Just about everybody who has watched America’s Test Kitchen knows that Chris Kimball has a heat-avoiding Yankee palate. He complains about the heat levels in some of the most mild recipes. So, I was a bit surprised that the current issue featured more than 10 Mexican recipes. This weekend I made 4 of his Mexican recipes for a big Sunday dinner; Carne Asada, Red Chili Sauce, Simple Refried Beans, and Folded Enchiladas. Overall, the meal was fantastic. It all came together quickly without a big mess. I will write separate posts for the other recipes; today I will just review the main course; Carne Asada (Grilled Meat).
Many of Chris Kimball’s recipes are cost-conscious (for example, this $10 Vaca Frita ingeniously substituted a Chuck Roast for Skirt Steak), but the current issue (September / October 2014) contains the two most expensive recipes I’ve made ($41 fish tacos and today’s $37 Carne Asada). It’s a bit of a splurge; not cutting any corners; using 2-1/2 lbs of beautiful Skirt Steak. By only lightly seasoning the steak with salt and a dash of cumin, the natural flavors were free to shine through. To attain the high heat necessary to char the beef without overcooking, Chris Kimball instructs us to cut the bottom out of a disposable aluminum pan (ensuring maximum airflow). This “trick” concentrates the intensity of the 6-quarts of charcoal; providing a perfectly even layer of charcoal. A typical mound of charcoal taper near the edges leaving the middle exponentially hotter. The steak was easy to evenly cook, only requiring minimal rearranging during flipping. The Carne Asada was fantastic; beefy flavor, and only lightly seasoned with lime and cumin. It was so delicious that I didn’t use a lot of my Red Chili Sauce. 4-1/2 stars, but mostly from the strength of the amazing cut of beef.
- I made dinner for 6 people, so bought 2-1/2 pounds of skirt steak, and cut the meat into 6 pieces. I adjusted the spice mixture accordingly, but maintained the same spice-to-beef ratio.
- Because Skirt Steak has wider muscle fibers than other cuts of beef, it needs to be cooked to medium (130-degrees) to become tender. If you cook beyond 140-degrees it will become tough and dry.
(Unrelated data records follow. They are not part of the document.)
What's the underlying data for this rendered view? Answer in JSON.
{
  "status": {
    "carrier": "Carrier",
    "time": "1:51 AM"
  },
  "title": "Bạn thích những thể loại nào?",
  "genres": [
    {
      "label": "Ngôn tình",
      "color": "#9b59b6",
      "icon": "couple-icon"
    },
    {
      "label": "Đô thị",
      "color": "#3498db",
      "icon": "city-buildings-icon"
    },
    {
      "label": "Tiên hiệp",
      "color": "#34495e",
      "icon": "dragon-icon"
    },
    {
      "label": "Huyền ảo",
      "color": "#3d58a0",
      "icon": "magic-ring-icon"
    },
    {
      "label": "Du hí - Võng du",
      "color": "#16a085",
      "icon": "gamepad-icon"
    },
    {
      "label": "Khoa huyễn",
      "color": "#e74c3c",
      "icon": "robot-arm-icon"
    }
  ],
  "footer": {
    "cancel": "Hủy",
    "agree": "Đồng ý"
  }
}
- Chris Kimball also has a variation of this recipe to make this one a gas grill. Instead of using the aluminum pan method, simply turn all your burners to high, and pre-heat for 15 minutes. Leave all your burners on high during the entire cooking process.
- I opted out of making dessert; but Cook’s Illustrated also published four Flan recipes this month.
Rating: 4-1/2 star.
Cost: $37. (Just for the Carne Asada)
How much work? Low.
How big of a mess? Low/Medium.
Start time 3:30 PM. Dinner time 5:00 PM.
Cook’s Illustrated original recipe is here. The recipe as I cooked it today is as follows (while I did cook 2-1/2 pounds of Skirt Steak, I’ve listed the original 2-pound ingredients):
2 teaspoons kosher salt
3/4 teaspoon ground cumin
2-pounds skirt steak
13″x9″ disposable aluminum roasting pan
1 garlic clove
- Trim your steak of any excess fat (mine didn’t have any). Use a meat pounder to pound until it reaches a uniform 1/4″-thickness, and cut into 4 equal steaks.
- In a small bowl, combine the 2 teaspoons kosher salt and 3/4 teaspoon cumin. Evenly sprinkle over both sides of the steak. Set a wire rack over a rimmed baking sheet. Refrigerate uncovered for a minimum of 45 minutes (or up to 24 hours).
- Meanwhile use kitchen shears to cut out the bottom of a disposable aluminum pan. You will only use the collar, discard (or recycle) the bottom.
- When ready to cook, completely open the bottom vents of your grill. Ignite a chimney starter filled with 6-quarts of briquettes. Allowing to light for about 20 minutes until the top coals become partially covered with fine grey ash. Put the disposable collar in the center of the grill, and empty the lit charcoal into an even layer inside the collar. Replace the grill grate and pre-heat grill for 5 minutes. Clean and oil the grill grate (using tongs and oil-soaked paper towels).
- Position the steaks directly over the coals and cook (without covering) for 3 to 4 minutes, until the beef becomes well browned. Use tongs to flip (and rearrange as necessary), cooking for another 3 to 4 minutes. It is ready when the meat reaches 130-degrees (medium).
- Remove beef to carving board and tent with aluminum foil as it rests for 5 minutes. Meanwhile, peel and smash your garlic and cut your lime into wedges.
- Bub the steak with the smashed garlic, and cut against the grain into 1/4″-thick slices. Serve with lime.